Their collection begins with the year 1880 and generally becomes more reliable as time goes on. Most experts consider their records to be reliably complete beginning in 1914. Researchers should note that the State Department of Health does not have vital records for Albany, Buffalo, and Yonkers before 1914—for records before that time, you should investigate at the local level.
The best way to receive the exact marriage certificate you're looking for is to find the certificate number in an index. Once you have the certificate number, you can easily order the certificate. If you can't find a certificate number, you can request an index search along with a copy of any certificates found, but it will result in a higher fee.
Thanks to the organization Reclaim the Records, digital images of the New York State Marriage Index are available online at Internet Archive for free. They cannot be searched, but are listed alphabetically so browsing should be fruitful. Researchers with a subscription to Ancestry.com can search the index online in the New York State, Marriage Index, 1881 - 1967.
Access to vital records is restricted by law. In general, marriage certificates are available for marriages that took place 50 or more years ago if both parties are deceased. Proof of death is often required for other New York State records as well, so this is one of the many reasons you should have your ancestor's New York death certificate.
See our online guide to Finding New York Birth, Marriage, and Death records for detailed information on ordering a vital certificate from the NYS Department of Health.
Option 3: Investigate at the local level
While the New York State Department of Health is the central repository for New York State vital records, it is not the only one.
Records of births, marriages, and deaths were usually filed with the local municipality where the events occurred, and many copies that were retained in county, town, or city facilities are still available.
Towns and cities in New York State began sending copies of their vital records to Albany around 1880, but many kept their own before that and continued to keep duplicate copies even after Albany became the central repository.
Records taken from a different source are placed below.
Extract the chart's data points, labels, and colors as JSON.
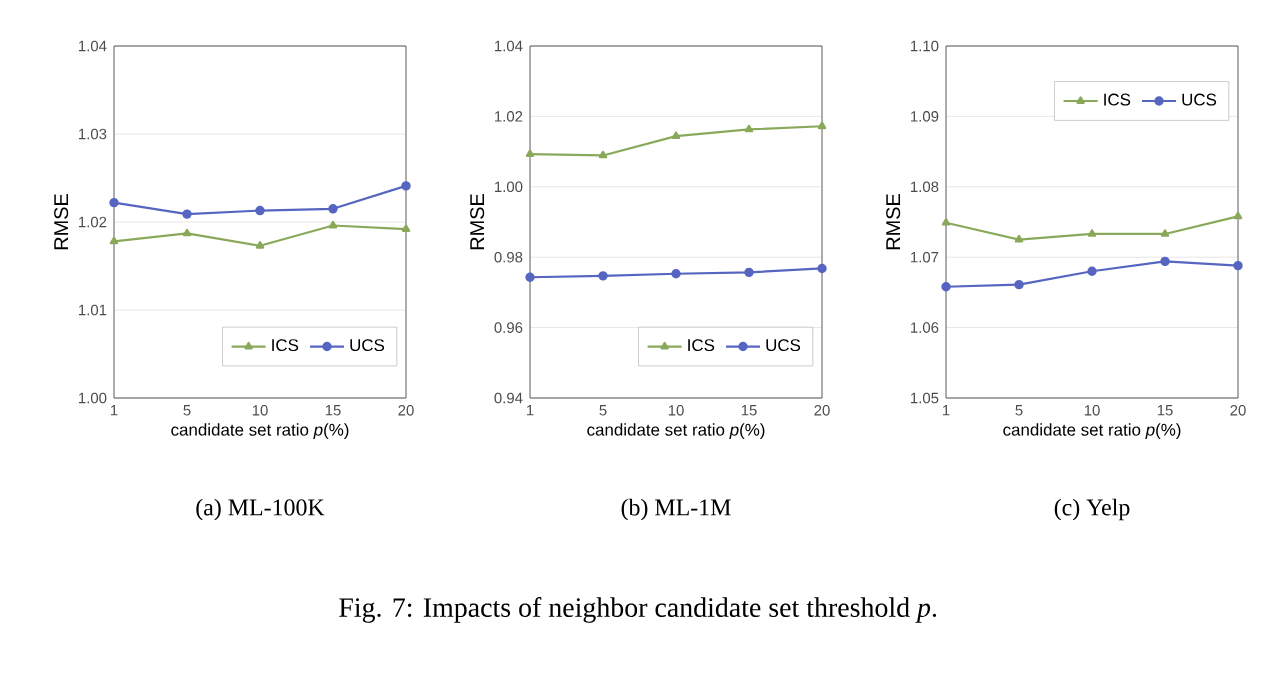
{
  "chart_data": [
    {
      "type": "line",
      "title": "(a) ML-100K",
      "xlabel": "candidate set ratio *p*(%)",
      "ylabel": "RMSE",
      "categories": [
        "1",
        "5",
        "10",
        "15",
        "20"
      ],
      "series": [
        {
          "name": "ICS",
          "color": "#8aa85a",
          "marker": "triangle",
          "values": [
            1.0178,
            1.0187,
            1.0173,
            1.0196,
            1.0192
          ]
        },
        {
          "name": "UCS",
          "color": "#5565c0",
          "marker": "circle",
          "values": [
            1.0222,
            1.0209,
            1.0213,
            1.0215,
            1.0241
          ]
        }
      ],
      "ylim": [
        1.0,
        1.04
      ],
      "yticks": [
        {
          "value": 1.0,
          "label": "1.00"
        },
        {
          "value": 1.01,
          "label": "1.01"
        },
        {
          "value": 1.02,
          "label": "1.02"
        },
        {
          "value": 1.03,
          "label": "1.03"
        },
        {
          "value": 1.04,
          "label": "1.04"
        }
      ],
      "grid": "y",
      "legend": "bottom right",
      "annotations": [
        "Fig. 7: Impacts of neighbor candidate set threshold *p*."
      ]
    },
    {
      "type": "line",
      "title": "(b) ML-1M",
      "xlabel": "candidate set ratio *p*(%)",
      "ylabel": "RMSE",
      "categories": [
        "1",
        "5",
        "10",
        "15",
        "20"
      ],
      "series": [
        {
          "name": "ICS",
          "color": "#8aa85a",
          "marker": "triangle",
          "values": [
            1.0093,
            1.0089,
            1.0144,
            1.0163,
            1.0172
          ]
        },
        {
          "name": "UCS",
          "color": "#5565c0",
          "marker": "circle",
          "values": [
            0.9743,
            0.9747,
            0.9753,
            0.9757,
            0.9768
          ]
        }
      ],
      "ylim": [
        0.94,
        1.04
      ],
      "yticks": [
        {
          "value": 0.94,
          "label": "0.94"
        },
        {
          "value": 0.96,
          "label": "0.96"
        },
        {
          "value": 0.98,
          "label": "0.98"
        },
        {
          "value": 1.0,
          "label": "1.00"
        },
        {
          "value": 1.02,
          "label": "1.02"
        },
        {
          "value": 1.04,
          "label": "1.04"
        }
      ],
      "grid": "y",
      "legend": "bottom right"
    },
    {
      "type": "line",
      "title": "(c) Yelp",
      "xlabel": "candidate set ratio *p*(%)",
      "ylabel": "RMSE",
      "categories": [
        "1",
        "5",
        "10",
        "15",
        "20"
      ],
      "series": [
        {
          "name": "ICS",
          "color": "#8aa85a",
          "marker": "triangle",
          "values": [
            1.0749,
            1.0725,
            1.0733,
            1.0733,
            1.0758
          ]
        },
        {
          "name": "UCS",
          "color": "#5565c0",
          "marker": "circle",
          "values": [
            1.0658,
            1.0661,
            1.068,
            1.0694,
            1.0688
          ]
        }
      ],
      "ylim": [
        1.05,
        1.1
      ],
      "yticks": [
        {
          "value": 1.05,
          "label": "1.05"
        },
        {
          "value": 1.06,
          "label": "1.06"
        },
        {
          "value": 1.07,
          "label": "1.07"
        },
        {
          "value": 1.08,
          "label": "1.08"
        },
        {
          "value": 1.09,
          "label": "1.09"
        },
        {
          "value": 1.1,
          "label": "1.10"
        }
      ],
      "grid": "y",
      "legend": "top right"
    }
  ]
}
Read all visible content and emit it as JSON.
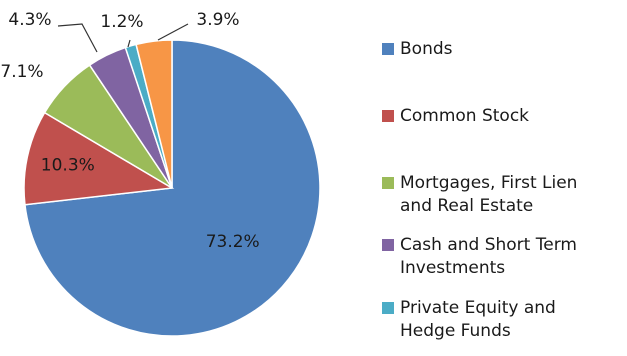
{
  "chart_data": {
    "type": "pie",
    "title": "",
    "slices": [
      {
        "label": "Bonds",
        "value": 73.2,
        "display": "73.2%",
        "color": "#4f81bd"
      },
      {
        "label": "Common Stock",
        "value": 10.3,
        "display": "10.3%",
        "color": "#c0504d"
      },
      {
        "label": "Mortgages, First Lien\nand Real Estate",
        "value": 7.1,
        "display": "7.1%",
        "color": "#9bbb59"
      },
      {
        "label": "Cash and Short Term\nInvestments",
        "value": 4.3,
        "display": "4.3%",
        "color": "#8064a2"
      },
      {
        "label": "Private Equity and\nHedge Funds",
        "value": 1.2,
        "display": "1.2%",
        "color": "#4bacc6"
      },
      {
        "label": "",
        "value": 3.9,
        "display": "3.9%",
        "color": "#f79646"
      }
    ],
    "legend_position": "right"
  }
}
Albany, Buffalo, and Yonkers kept separate vital records until 1914. For marriage certificates before 1914, researchers will need to investigate in these cities. Our online guide to Finding Birth, Marriage, and Death Records in New York has a useful section on where to look for pre-1914 Albany, Buffalo, and Yonkers vital records.
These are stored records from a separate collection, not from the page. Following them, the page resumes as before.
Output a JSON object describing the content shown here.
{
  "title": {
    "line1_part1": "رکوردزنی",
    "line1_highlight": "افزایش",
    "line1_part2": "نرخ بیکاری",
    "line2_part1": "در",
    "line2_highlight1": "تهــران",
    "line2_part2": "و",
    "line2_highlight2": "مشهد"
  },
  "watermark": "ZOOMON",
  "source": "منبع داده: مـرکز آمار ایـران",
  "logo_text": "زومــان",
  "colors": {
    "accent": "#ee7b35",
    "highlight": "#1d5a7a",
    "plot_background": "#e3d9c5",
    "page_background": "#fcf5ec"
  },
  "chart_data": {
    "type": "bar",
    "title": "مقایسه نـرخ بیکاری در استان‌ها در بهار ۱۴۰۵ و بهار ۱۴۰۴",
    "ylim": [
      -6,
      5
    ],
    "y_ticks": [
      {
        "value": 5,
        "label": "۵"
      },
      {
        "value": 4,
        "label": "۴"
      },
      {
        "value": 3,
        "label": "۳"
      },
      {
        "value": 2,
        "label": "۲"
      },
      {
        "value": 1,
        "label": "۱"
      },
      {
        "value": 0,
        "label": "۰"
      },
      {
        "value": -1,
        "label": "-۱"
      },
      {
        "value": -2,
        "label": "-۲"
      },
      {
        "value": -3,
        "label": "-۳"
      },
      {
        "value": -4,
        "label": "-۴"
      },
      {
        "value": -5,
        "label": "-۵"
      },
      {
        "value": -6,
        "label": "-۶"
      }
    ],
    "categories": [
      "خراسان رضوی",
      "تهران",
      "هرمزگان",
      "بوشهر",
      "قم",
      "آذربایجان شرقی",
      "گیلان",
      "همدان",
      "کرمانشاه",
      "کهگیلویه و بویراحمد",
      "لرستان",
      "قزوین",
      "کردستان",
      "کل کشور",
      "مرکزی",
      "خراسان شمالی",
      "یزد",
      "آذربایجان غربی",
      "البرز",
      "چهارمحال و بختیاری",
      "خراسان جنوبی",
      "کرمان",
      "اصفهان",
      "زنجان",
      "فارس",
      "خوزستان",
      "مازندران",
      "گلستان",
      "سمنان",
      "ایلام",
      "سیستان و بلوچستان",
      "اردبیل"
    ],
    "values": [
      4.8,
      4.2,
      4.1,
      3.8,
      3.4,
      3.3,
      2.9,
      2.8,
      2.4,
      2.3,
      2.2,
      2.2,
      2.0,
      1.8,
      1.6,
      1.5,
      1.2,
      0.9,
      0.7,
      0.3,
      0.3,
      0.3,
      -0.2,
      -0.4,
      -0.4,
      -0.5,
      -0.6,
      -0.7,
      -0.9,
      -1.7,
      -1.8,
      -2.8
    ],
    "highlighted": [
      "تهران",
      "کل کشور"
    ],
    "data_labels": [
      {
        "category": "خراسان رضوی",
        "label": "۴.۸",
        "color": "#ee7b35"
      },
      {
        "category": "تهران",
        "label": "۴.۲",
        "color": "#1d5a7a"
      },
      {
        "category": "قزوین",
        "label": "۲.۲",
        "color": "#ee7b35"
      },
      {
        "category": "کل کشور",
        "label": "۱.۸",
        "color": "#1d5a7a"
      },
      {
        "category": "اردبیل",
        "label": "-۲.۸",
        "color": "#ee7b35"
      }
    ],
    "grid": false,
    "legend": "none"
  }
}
The town or city clerk’s offices usually provide directions on obtaining vital records held at the local level, especially for cities. The vital records chapter of the New York Family History Research Guide and Gazetteer has several charts detailing exactly when vital records of each type begin for cities in New York State.
Four counties in New York State (Chemung, Monroe, Onondaga, and Tompkins) are “consolidated districts” where vital records are kept at the county level. Many county and municipal websites have up-to-date information and special accommodations made for historians and genealogists.
Our County Guides for Genealogists and Family Historians detail all local repositories in every county and provide contact information for each.
Option 4: Marriage certificate substitutes
It's important not to get too focused on finding any one specific type of record - the ultimate goal is to find acceptable genealogical proof of an event and/or relationships. While a civil marriage certificate will certainly accomplish this, there are other records you can use to prove this event.
In New York State, one good way to substitute for a missing civil marriage certificate is to use religious records. Religious congregations in the Empire State usually captured baptisms, marriages, and burials with reliability, and these records often begin long before New York kept civil vital records.
Finding New York State religious records is another subject entirely, but one that is very worth pursuing. Our article on using religious records as vital record substitutes is a good starting place.